Lastly, the new mind Jesus Christ gives to us resonates in harmony with the will of God for us. We are of a mindset to live in total obedience to God.
A number of years ago, I heard the Rev. Susan Briehl, the director of Holden Village in the Pacific Northwest, tell a story of a woman from Seattle. As a beautiful young teenage girl, she found her beauty to be a curse. Her home was cold and harsh. It had no love. She was abused, used, and had no encouragement.
Unfortunately, she learned to use her looks like a weapon. Her smile could open doors at a young age, and eventually she became addicted to alcohol and drugs. She left home and never finished school, surviving on the streets in the way one would think. She was in and out of jail and treatment facilities, and lived in places not fit for anyone. Her life became reduced to a rhythm of addiction and exploitation.
One Sunday morning about 6:00, the police received a report of a young woman sitting in the middle of a six-lane freeway without a stitch of clothing. When the police arrived, the woman was staring off into space. As they immediately covered her with a blanket, they heard her repeating the phrase, “Never forget. Never forget. Never forget . . .” The policeman asked her what they shouldn’t forget, but she just kept repeating those words. When the ambulance arrived, the medical people listened to the same mantra: “Never forget. Never forget. Never forget . . .”
When the ambulance arrived at the hospital emergency room, the medical staff began to examine her to see if she was all right, and she continued to say, “Never forget. Never forget. Never forget . . .”
Finally, almost as if she finally saw someone for the first time, she locked eyes with a medical staff person and said, “Never forget.
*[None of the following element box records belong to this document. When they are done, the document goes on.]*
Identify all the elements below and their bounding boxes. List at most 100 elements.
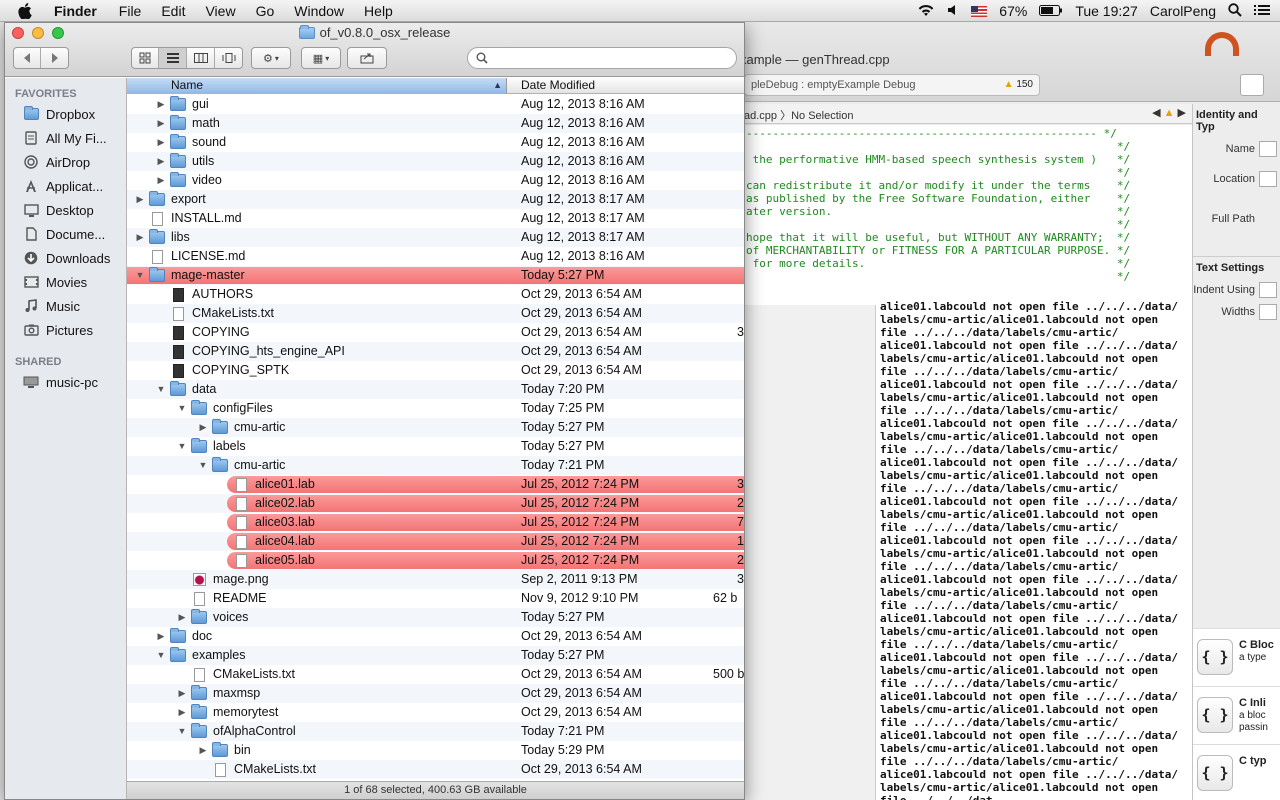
location-select[interactable] [1259, 171, 1277, 187]
menubar-user[interactable]: CarolPeng [1150, 3, 1216, 19]
disclosure-closed-icon[interactable]: ▶ [156, 152, 166, 171]
widths-field[interactable] [1259, 304, 1277, 320]
column-view-button[interactable] [187, 48, 215, 68]
file-row[interactable]: alice04.lab Jul 25, 2012 7:24 PM 1 [127, 532, 744, 551]
share-button[interactable] [347, 47, 387, 69]
file-row[interactable]: ▶ libs Aug 12, 2013 8:17 AM [127, 228, 744, 247]
sidebar-item-music[interactable]: Music [5, 294, 126, 318]
file-row[interactable]: CMakeLists.txt Oct 29, 2013 6:54 AM [127, 304, 744, 323]
menu-go[interactable]: Go [256, 3, 275, 19]
arrange-menu-button[interactable]: ▦ ▾ [301, 47, 341, 69]
disclosure-closed-icon[interactable]: ▶ [177, 703, 187, 722]
list-view-button[interactable] [159, 48, 187, 68]
sidebar-item-movies[interactable]: Movies [5, 270, 126, 294]
wifi-icon[interactable] [917, 3, 935, 20]
disclosure-closed-icon[interactable]: ▶ [177, 608, 187, 627]
file-row[interactable]: alice02.lab Jul 25, 2012 7:24 PM 2 [127, 494, 744, 513]
file-row[interactable]: CMakeLists.txt Oct 29, 2013 6:54 AM 500 b [127, 665, 744, 684]
disclosure-open-icon[interactable]: ▼ [198, 456, 208, 475]
file-row[interactable]: ▼ ofAlphaControl Today 7:21 PM [127, 722, 744, 741]
cover-flow-button[interactable] [215, 48, 243, 68]
snippet-c-block[interactable]: { } C Bloc a type [1193, 628, 1280, 686]
sidebar-item-docume[interactable]: Docume... [5, 222, 126, 246]
name-field[interactable] [1259, 141, 1277, 157]
file-row[interactable]: ▼ mage-master Today 5:27 PM [127, 266, 744, 285]
forward-button[interactable] [41, 48, 68, 68]
icon-view-button[interactable] [131, 48, 159, 68]
disclosure-closed-icon[interactable]: ▶ [156, 133, 166, 152]
menu-view[interactable]: View [205, 3, 235, 19]
disclosure-closed-icon[interactable]: ▶ [156, 114, 166, 133]
file-row[interactable]: ▶ maxmsp Oct 29, 2013 6:54 AM [127, 684, 744, 703]
file-row[interactable]: ▶ gui Aug 12, 2013 8:16 AM [127, 95, 744, 114]
notification-center-icon[interactable] [1254, 3, 1270, 19]
file-row[interactable]: ▼ data Today 7:20 PM [127, 380, 744, 399]
file-row[interactable]: ▼ labels Today 5:27 PM [127, 437, 744, 456]
file-row[interactable]: ▶ voices Today 5:27 PM [127, 608, 744, 627]
sidebar-item-music-pc[interactable]: music-pc [5, 370, 126, 394]
file-row[interactable]: AUTHORS Oct 29, 2013 6:54 AM [127, 285, 744, 304]
sidebar-item-downloads[interactable]: Downloads [5, 246, 126, 270]
xcode-scheme-selector[interactable]: pleDebug : emptyExample Debug ▲ 150 [744, 74, 1040, 96]
disclosure-open-icon[interactable]: ▼ [156, 380, 166, 399]
battery-percent[interactable]: 67% [999, 3, 1027, 19]
disclosure-open-icon[interactable]: ▼ [177, 437, 187, 456]
column-header-date-modified[interactable]: Date Modified [508, 78, 595, 94]
snippet-c-typedef[interactable]: { } C typ [1193, 744, 1280, 800]
back-button[interactable] [14, 48, 41, 68]
console-output[interactable]: alice01.labcould not open file ../../../… [876, 300, 1192, 800]
file-row[interactable]: ▼ configFiles Today 7:25 PM [127, 399, 744, 418]
file-row[interactable]: alice01.lab Jul 25, 2012 7:24 PM 3 [127, 475, 744, 494]
code-editor[interactable]: ----------------------------------------… [740, 125, 1192, 305]
menu-edit[interactable]: Edit [161, 3, 185, 19]
menu-file[interactable]: File [119, 3, 142, 19]
file-row[interactable]: INSTALL.md Aug 12, 2013 8:17 AM [127, 209, 744, 228]
indent-select[interactable] [1259, 282, 1277, 298]
file-row[interactable]: ▶ math Aug 12, 2013 8:16 AM [127, 114, 744, 133]
file-row[interactable]: ▶ utils Aug 12, 2013 8:16 AM [127, 152, 744, 171]
file-row[interactable]: ▶ doc Oct 29, 2013 6:54 AM [127, 627, 744, 646]
issue-warning-icon[interactable]: ▲ [1164, 107, 1175, 119]
file-row[interactable]: alice05.lab Jul 25, 2012 7:24 PM 2 [127, 551, 744, 570]
disclosure-closed-icon[interactable]: ▶ [198, 418, 208, 437]
disclosure-closed-icon[interactable]: ▶ [156, 627, 166, 646]
sidebar-item-pictures[interactable]: Pictures [5, 318, 126, 342]
file-row[interactable]: LICENSE.md Aug 12, 2013 8:16 AM [127, 247, 744, 266]
editor-standard-button[interactable] [1240, 74, 1264, 96]
menubar-clock[interactable]: Tue 19:27 [1075, 3, 1138, 19]
menu-help[interactable]: Help [364, 3, 393, 19]
disclosure-open-icon[interactable]: ▼ [135, 266, 145, 285]
volume-icon[interactable] [947, 3, 959, 19]
file-row[interactable]: ▶ sound Aug 12, 2013 8:16 AM [127, 133, 744, 152]
file-row[interactable]: ▶ export Aug 12, 2013 8:17 AM [127, 190, 744, 209]
file-row[interactable]: README Nov 9, 2012 9:10 PM 62 b [127, 589, 744, 608]
disclosure-closed-icon[interactable]: ▶ [156, 95, 166, 114]
sidebar-item-applicat[interactable]: Applicat... [5, 174, 126, 198]
disclosure-closed-icon[interactable]: ▶ [177, 684, 187, 703]
file-list[interactable]: Name ▲ Date Modified ▶ gui Aug 12, 2013 8:… [127, 78, 744, 781]
file-row[interactable]: ▶ memorytest Oct 29, 2013 6:54 AM [127, 703, 744, 722]
sidebar-item-dropbox[interactable]: Dropbox [5, 102, 126, 126]
file-row[interactable]: ▶ video Aug 12, 2013 8:16 AM [127, 171, 744, 190]
file-row[interactable]: ▶ cmu-artic Today 5:27 PM [127, 418, 744, 437]
action-menu-button[interactable]: ⚙ ▾ [251, 47, 291, 69]
menu-app-finder[interactable]: Finder [54, 3, 97, 19]
sidebar-item-desktop[interactable]: Desktop [5, 198, 126, 222]
file-row[interactable]: ▼ examples Today 5:27 PM [127, 646, 744, 665]
file-row[interactable]: mage.png Sep 2, 2011 9:13 PM 3 [127, 570, 744, 589]
sidebar-item-airdrop[interactable]: AirDrop [5, 150, 126, 174]
disclosure-closed-icon[interactable]: ▶ [135, 228, 145, 247]
xcode-jump-bar[interactable]: ad.cpp 〉No Selection ◀ ▲ ▶ [740, 104, 1192, 124]
file-row[interactable]: ▶ bin Today 5:29 PM [127, 741, 744, 760]
disclosure-closed-icon[interactable]: ▶ [135, 190, 145, 209]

Never forget. I am a child of God. I am a child of God. I am a child of God . . .”
In that phrase is the key to the mind of Christ – that I know and believe I am a forgiven child of God. Jesus Christ has made me His own, and my whole purpose of living is to be a follower of Christ and offer my life to love others and forgive them in Jesus’ name.
In Christ we have a new mind. In Christ we move from rebellion to repentance. Jesus renews us in the power of His Spirit, and our minds resonate with the will of God to forgive and love in Jesus’ name.
May you have the mind of Jesus Christ. Amen.